Alpha-synuclein is a protein found in the human brain, particularly abundant within neurons. This small protein plays a part in the processes that allow brain cells to communicate effectively. While its exact physiological functions are still being investigated, it is recognized in both healthy brain activity and its association with certain neurological disorders when it undergoes abnormal changes.
Normal Roles in the Body
Alpha-synuclein is abundant throughout the brain, especially at the presynaptic terminals of neurons. These terminals are specialized regions where neurotransmitters are released to communicate with other neurons. In this location, alpha-synuclein interacts with phospholipids and other proteins to support synaptic function.
The protein is involved in the regulation of synaptic vesicle trafficking, which involves tiny sacs (synaptic vesicles) that store neurotransmitters. It helps in processes such as the docking, priming, and fusion of these vesicles to release neurotransmitters into the synaptic cleft. Alpha-synuclein also influences the recycling of synaptic vesicles after they have released their contents, ensuring efficient signal transmission.
The precise effect of alpha-synuclein on neurotransmitter release, whether it facilitates or inhibits it, remains a topic of discussion. However, it is clear that it helps regulate the availability of vesicles for neurotransmission and can modulate the release of dopamine, a neurotransmitter involved in movement, motivation, and reward. The protein’s interaction with the SNARE complex, a group of proteins involved in vesicle fusion, highlights its role in neuronal communication.

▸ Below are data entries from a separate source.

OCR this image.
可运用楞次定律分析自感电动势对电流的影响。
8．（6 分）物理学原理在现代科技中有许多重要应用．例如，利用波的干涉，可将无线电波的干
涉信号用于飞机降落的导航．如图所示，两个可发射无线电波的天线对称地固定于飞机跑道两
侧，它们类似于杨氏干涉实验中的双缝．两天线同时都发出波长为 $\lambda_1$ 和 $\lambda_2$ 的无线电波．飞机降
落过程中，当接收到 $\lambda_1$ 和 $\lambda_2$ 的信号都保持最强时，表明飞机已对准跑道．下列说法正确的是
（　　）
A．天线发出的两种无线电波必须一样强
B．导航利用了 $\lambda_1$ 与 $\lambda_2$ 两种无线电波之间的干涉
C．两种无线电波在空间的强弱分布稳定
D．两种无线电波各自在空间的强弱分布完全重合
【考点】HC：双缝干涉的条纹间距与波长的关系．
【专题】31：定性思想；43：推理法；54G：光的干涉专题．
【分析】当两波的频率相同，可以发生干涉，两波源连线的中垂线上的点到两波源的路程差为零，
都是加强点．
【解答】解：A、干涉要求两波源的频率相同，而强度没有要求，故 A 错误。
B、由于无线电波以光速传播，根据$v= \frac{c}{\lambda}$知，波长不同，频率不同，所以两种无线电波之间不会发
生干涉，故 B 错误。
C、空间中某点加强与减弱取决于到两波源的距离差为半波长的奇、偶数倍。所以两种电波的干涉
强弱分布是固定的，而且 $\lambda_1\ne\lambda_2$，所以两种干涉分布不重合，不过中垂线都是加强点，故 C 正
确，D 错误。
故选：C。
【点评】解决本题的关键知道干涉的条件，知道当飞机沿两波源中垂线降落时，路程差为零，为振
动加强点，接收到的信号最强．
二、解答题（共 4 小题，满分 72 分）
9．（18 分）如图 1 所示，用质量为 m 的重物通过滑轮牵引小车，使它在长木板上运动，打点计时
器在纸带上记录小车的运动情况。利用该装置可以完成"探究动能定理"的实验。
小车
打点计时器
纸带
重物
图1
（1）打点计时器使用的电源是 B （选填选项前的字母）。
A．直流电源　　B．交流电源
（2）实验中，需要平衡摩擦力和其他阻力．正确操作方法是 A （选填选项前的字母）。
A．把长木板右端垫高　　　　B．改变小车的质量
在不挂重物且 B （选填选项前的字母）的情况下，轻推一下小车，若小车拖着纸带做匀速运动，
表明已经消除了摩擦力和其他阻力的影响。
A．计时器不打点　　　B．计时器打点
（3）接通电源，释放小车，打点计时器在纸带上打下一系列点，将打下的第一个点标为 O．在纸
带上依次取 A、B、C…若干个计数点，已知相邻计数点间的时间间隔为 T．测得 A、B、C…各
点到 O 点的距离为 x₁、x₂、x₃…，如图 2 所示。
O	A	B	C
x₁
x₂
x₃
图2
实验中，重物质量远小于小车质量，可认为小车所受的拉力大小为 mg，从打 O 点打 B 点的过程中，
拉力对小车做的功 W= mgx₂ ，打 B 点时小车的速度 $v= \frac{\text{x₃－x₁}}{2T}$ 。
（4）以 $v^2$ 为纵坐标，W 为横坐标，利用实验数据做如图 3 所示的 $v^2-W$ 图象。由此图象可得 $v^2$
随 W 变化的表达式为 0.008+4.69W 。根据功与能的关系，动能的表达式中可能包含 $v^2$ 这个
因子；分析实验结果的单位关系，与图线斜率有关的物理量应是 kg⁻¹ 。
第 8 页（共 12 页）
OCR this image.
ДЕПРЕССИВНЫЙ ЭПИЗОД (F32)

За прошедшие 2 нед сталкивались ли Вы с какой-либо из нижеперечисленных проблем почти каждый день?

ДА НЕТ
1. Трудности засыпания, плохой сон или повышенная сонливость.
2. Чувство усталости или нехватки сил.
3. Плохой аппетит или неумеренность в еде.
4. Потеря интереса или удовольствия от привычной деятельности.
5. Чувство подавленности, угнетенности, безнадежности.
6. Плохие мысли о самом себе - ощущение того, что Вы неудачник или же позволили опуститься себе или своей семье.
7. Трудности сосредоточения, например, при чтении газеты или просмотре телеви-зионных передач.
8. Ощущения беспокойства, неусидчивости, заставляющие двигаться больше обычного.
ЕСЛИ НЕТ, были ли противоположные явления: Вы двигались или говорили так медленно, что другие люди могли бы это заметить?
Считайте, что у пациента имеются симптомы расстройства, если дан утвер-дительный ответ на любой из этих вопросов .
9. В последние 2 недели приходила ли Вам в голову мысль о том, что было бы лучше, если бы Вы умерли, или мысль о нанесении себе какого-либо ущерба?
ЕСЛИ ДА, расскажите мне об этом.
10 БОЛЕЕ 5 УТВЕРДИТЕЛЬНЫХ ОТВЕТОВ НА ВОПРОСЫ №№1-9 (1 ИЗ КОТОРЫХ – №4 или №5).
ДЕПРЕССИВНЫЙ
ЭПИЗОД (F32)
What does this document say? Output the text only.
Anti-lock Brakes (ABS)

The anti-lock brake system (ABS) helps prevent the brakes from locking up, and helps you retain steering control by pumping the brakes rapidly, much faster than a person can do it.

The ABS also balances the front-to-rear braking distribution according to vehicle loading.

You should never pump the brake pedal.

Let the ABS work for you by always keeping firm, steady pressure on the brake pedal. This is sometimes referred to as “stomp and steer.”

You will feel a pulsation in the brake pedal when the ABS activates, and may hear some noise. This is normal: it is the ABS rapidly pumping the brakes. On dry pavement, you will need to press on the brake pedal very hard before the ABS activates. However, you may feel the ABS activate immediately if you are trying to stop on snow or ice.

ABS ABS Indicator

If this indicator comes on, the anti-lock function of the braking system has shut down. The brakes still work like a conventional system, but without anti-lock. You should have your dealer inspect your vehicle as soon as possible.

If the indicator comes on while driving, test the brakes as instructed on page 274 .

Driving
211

When Alpha-Synuclein Goes Wrong
Under healthy conditions, alpha-synuclein typically exists as a monomer, a single, unfolded protein, or as a helically folded form when bound to membranes. However, in certain pathological states, this protein can undergo a conformational change, misfolding into a beta-sheet-rich structure. This altered shape makes it prone to aggregation, where multiple misfolded proteins form clumps.
These aggregates can form various structures, from small, soluble oligomers and protofibrils to larger, insoluble fibrils. These insoluble clumps are the main components of abnormal inclusions found within neurons, known as Lewy bodies and Lewy neurites. The accumulation of these aggregates is thought to disrupt normal cellular functions and can ultimately lead to neuronal dysfunction and cell death.
Research suggests that these misfolded alpha-synuclein aggregates can spread from one brain cell to another in a “prion-like” manner. In this process, the abnormal protein acts as a template, inducing normally folded alpha-synuclein in neighboring cells to misfold and aggregate. This cell-to-cell transmission of pathology is believed to contribute to the progressive spread of neurodegeneration throughout the brain. Such aggregates interfere with cellular processes including the ubiquitin-proteasome system and lysosomal pathways, which are responsible for protein degradation and waste removal. Additionally, these abnormal forms can negatively impact mitochondrial function, reducing energy production and increasing oxidative stress within neurons.
Associated Neurological Conditions
Alpha-synuclein pathology is a characteristic of a group of neurodegenerative disorders collectively known as synucleinopathies. These conditions include Parkinson’s Disease (PD), Dementia with Lewy Bodies (DLB), and Multiple System Atrophy (MSA), each presenting with distinct clinical symptoms due to the specific brain regions affected by alpha-synuclein aggregates.
In Parkinson’s Disease, the accumulation of alpha-synuclein in Lewy bodies is prominent in the dopamine-producing neurons of the substantia nigra, a brain region involved in movement control. The presence of these aggregates is strongly associated with the progressive degeneration and loss of these dopamine neurons, which leads to the characteristic motor symptoms of PD, such as tremor, rigidity, and slow movement. The aggregates are also thought to interfere with synaptic function, impairing neurotransmitter release and contributing to neuronal dysfunction.
Dementia with Lewy Bodies is characterized by the widespread presence of Lewy bodies and Lewy neurites throughout the brain, including the cortex. This extensive pathology directly impacts cognitive function, leading to symptoms like fluctuating attention, problems with executive function, and recurrent visual hallucinations. The small alpha-synuclein aggregates found at presynaptic terminals, rather than just the larger Lewy bodies, are thought to be a primary cause of the synaptic dysfunction observed in DLB, contributing to the cognitive decline.
Multiple System Atrophy is distinct in that alpha-synuclein aggregates primarily accumulate in glial cells (oligodendrocytes) rather than neurons. These aggregates form glial cytoplasmic inclusions (GCIs) and are found in various brain regions, including the cerebellum, brainstem, and basal ganglia. The presence of GCIs leads to the degeneration of oligodendrocytes and the myelin sheath they produce, resulting in widespread neurological dysfunction. This pathology underlies the diverse symptoms of MSA, which can include autonomic dysfunction (e.g., blood pressure regulation issues), cerebellar ataxia (impaired coordination and balance), and parkinsonism (motor symptoms similar to PD).